Back to the NHL preseason; analysts agreed the Senators roster was that of a non-playoff team, perhaps a bubble-team, exactly where they currently stand, just 3 points shy of a playoff spot. Leading the hockey world to wonder, well, what did you expect?
The players expected what they got last year out of MacLean, a players-coach, as they say. But, MacLean’s inability to stay optimistic in post-game interviews may have drained any confidence the Senators had left, and surely ticked-off management.
“All I know is I’m scared to death no matter who we’re playing,” MacLean said before Saturday’s game when TSN’s Chris Cuthbert asked if he’d be more worried facing a hot or cold Sidney Crosby. “Whether it’s Sidney Crosby or John Tavares or the Sedins, I go day-by-day and I’m just scared to death every day of who we’re playing.
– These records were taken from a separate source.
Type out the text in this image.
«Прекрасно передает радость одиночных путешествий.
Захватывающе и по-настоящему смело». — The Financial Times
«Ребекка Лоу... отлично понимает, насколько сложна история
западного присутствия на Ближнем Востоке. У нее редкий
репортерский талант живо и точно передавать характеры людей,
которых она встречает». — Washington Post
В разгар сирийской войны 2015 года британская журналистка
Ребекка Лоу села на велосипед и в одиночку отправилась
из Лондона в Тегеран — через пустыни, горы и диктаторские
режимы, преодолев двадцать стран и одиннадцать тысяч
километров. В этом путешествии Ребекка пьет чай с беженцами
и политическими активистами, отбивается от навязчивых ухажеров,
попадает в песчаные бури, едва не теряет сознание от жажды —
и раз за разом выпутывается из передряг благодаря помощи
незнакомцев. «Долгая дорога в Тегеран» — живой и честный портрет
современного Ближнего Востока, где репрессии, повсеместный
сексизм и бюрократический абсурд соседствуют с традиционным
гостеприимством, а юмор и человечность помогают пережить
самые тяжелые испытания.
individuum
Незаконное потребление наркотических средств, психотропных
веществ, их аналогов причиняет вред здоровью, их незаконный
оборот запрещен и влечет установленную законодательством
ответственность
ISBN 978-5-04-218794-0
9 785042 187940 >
Never afraid to stir-up controversy however MacLean doesn’t mince words. He also doesn’t wear an ear piece during games, doesn’t believe in the whole advanced-stats malarkey, and yet, he has won at every level; Senators management grew tired of MacLean’s antics when the wins became scarce.
But, old-school vs. a new-aged hockey philosophy, the players could care less, MacLean’s personality-change is what evidentially cost him his job, and consequently led to his “losing of the room.” “You’re dammed if you hold the players accountable and you’re dammed when you are too loose” said NHL Network analyst Jamie McClellan; however the latter brashness of acting high-handed with the team was seemingly too much to withstand for the promising young Senators.
Relationships are organic, they need work, and can grow. We the media label situations as abysmal–the coach lost the room, it’s done; perhaps there’s no time to mend relationships in the NHL.
However there is time in youth sports, and maybe there is no better place to mend a relationship then the one between a novice coach and a young player. Inexperience at the helm can cripple a pretender to believing they’re contenders, and when momentum shifts south it’s easy to lose control. Be a leader, keep learning, and better your young team, youth hockey coaches must not lose the room, it’s too soon!